The monthly Personal Income & Outlays report showed that both Personal Incomes and spending grew at better than expected rates in February. Consumer spending increased at a 0.8% pace, compared to January’s 0.4% growth pace. The January gain was revised upwards from the original 0.2% pace.
Since consumer spending accounts for more than two-thirds of the GDP, this morning’s favorable consumption data will likely prompt positive revisions to current growth expectations of about 2% for the first quarter. This is particularly welcome given lack of positive revision in Thursdays final read on fourth quarter 2011 GDP. The Personal Income component of today’s report showed a 0.2% increase, roughly in-line with expectations. Income gains have been fairly modest lately, despite the strong recent payroll gains. As a result, the personal savings rate has been coming down, reaching its lowest level in more than two years to 3.7% in February from 4.3% in January.
European officials have agreed on the size and shape of the permanent bailout fund to serve as a financial firewall for the region. The size of the fund, however, falls short of the earlier €1 Trillion expectation, largely due to objections by Germany. This may cause doubts in the minds of many about the fund’s adequacy, but it is nevertheless a net positive for union. The European Stability Mechanism (ESM), the fund’s official name, will have a lending capacity €700 billion, including existing loans. This fund is expected to come into existence in July, but remain distinct from the existing temporary bailout fund, called the European Financial Stability Facility (EFSF), which will remain operational for another year after the permanent facility comes into existence. The decision on the permanent bailout facility has come at a time of increased market spotlight on Spanish economy. Yields on Spanish government bonds have been trending back up over the last few days as the newly elected government’s plans to institute greater austerity is facing labor market resistance.
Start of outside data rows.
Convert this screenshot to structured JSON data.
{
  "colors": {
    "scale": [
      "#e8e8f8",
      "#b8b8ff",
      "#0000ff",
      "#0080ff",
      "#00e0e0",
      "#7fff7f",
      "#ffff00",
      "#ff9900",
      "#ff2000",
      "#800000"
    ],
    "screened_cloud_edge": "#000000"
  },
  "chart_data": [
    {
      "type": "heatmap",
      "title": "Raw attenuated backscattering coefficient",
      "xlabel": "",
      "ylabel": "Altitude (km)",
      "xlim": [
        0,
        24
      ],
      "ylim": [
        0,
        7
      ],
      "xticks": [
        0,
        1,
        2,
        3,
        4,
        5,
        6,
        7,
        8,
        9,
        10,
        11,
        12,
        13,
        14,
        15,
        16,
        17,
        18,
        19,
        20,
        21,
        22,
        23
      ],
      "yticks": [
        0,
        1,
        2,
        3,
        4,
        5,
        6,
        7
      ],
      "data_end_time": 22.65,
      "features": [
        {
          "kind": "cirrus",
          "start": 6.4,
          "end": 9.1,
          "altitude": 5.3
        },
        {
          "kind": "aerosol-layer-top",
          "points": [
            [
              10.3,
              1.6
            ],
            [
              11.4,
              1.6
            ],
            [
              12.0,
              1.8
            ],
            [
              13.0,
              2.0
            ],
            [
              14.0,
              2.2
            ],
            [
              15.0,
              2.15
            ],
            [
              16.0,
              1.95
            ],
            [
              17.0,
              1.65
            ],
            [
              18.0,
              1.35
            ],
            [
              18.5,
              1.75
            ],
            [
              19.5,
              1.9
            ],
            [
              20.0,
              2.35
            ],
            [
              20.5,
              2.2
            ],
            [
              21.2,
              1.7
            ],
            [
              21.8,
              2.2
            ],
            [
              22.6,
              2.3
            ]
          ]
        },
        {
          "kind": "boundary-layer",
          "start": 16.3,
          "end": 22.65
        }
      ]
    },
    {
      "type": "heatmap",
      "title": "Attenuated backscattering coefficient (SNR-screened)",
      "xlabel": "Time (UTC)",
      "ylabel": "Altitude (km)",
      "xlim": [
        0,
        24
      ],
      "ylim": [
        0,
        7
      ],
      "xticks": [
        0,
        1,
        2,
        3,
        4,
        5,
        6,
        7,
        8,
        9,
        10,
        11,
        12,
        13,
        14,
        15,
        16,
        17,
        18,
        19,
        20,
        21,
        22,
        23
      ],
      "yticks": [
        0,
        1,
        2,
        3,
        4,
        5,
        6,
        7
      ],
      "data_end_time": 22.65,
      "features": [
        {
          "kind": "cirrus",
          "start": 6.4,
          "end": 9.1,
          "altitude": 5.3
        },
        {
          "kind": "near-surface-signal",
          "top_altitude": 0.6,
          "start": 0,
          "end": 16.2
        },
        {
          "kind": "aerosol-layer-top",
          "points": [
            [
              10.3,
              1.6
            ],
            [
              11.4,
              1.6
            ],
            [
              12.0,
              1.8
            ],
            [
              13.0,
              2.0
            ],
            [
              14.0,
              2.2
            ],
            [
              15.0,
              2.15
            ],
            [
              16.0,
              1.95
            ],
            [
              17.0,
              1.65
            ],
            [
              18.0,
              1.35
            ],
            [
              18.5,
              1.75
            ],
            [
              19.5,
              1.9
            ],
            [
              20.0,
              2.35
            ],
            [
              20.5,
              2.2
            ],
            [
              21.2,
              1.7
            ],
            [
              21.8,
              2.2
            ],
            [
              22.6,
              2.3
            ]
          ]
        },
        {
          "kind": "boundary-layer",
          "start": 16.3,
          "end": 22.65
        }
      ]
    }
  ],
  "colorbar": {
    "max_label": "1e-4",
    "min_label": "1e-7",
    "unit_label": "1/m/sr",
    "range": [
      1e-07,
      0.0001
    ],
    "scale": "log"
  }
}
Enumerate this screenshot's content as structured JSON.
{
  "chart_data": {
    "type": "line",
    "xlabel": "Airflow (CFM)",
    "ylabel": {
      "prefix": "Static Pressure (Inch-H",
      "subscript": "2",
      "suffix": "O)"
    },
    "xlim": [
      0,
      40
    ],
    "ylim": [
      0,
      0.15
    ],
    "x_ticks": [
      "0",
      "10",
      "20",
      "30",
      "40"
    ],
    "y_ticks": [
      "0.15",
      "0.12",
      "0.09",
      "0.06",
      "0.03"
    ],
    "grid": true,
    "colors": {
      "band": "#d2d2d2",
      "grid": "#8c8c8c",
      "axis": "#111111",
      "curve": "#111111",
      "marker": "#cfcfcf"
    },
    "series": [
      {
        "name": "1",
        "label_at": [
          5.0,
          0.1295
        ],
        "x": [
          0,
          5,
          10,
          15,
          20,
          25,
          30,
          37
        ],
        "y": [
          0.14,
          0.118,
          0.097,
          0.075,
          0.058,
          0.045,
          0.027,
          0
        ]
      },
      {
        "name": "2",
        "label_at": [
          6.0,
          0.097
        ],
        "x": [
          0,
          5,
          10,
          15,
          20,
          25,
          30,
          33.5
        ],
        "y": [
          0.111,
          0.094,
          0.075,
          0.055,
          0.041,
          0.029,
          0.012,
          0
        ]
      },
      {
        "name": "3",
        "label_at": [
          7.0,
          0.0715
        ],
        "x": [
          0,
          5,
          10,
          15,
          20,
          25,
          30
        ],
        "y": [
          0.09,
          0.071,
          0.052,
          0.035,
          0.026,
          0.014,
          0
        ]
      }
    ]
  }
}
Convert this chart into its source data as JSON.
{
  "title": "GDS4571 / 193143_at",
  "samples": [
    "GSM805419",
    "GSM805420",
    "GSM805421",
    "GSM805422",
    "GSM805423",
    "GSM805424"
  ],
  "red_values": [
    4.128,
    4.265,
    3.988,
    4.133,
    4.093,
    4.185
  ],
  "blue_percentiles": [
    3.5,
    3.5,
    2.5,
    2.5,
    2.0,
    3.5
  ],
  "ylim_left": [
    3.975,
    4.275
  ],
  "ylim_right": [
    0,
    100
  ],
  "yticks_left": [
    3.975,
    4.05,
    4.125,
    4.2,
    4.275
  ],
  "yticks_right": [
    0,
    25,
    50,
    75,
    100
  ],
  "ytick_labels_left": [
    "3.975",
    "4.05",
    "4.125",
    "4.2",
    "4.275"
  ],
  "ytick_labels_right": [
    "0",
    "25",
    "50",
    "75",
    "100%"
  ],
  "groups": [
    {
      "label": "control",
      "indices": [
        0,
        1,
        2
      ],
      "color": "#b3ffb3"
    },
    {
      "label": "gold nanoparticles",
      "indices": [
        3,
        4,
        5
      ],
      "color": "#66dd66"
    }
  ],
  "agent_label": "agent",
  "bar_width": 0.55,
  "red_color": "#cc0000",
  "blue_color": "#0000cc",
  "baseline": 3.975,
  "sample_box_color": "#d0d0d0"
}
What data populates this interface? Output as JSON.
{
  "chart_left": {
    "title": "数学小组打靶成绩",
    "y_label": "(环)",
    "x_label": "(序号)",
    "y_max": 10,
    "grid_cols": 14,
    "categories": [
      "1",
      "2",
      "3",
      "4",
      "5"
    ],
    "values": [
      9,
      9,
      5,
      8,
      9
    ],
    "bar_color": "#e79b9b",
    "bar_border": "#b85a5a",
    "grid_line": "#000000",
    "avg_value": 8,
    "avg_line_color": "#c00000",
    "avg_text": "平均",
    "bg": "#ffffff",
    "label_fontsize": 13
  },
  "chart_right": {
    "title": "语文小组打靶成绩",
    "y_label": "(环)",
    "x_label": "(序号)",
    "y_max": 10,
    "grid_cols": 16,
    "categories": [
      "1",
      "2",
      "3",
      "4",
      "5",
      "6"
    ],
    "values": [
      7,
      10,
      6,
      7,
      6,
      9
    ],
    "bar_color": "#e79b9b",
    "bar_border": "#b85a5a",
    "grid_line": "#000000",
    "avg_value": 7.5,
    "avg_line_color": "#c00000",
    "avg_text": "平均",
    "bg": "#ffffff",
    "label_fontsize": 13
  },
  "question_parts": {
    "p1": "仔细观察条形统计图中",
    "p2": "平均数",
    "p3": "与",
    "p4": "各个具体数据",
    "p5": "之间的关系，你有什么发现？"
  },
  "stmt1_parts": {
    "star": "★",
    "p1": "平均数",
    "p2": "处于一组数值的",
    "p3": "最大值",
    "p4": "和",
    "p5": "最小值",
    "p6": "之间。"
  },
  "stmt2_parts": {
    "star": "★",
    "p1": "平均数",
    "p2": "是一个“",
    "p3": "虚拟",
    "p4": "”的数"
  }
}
In corporate news, the focus will be on Research In Motion ( ) , the BlackBerry maker, which missed expectations in quarterly results after the close on Thursday. Significantly, the company did not provide any guidance for the coming year, spotlighting the lack of visibility on the company’s prospects in a challenging competitive environment. In other news, Finish Line ( FINL - Snapshot Report ) , the athletic footwear retailer, came out with better than expected quarter results, but guided lower.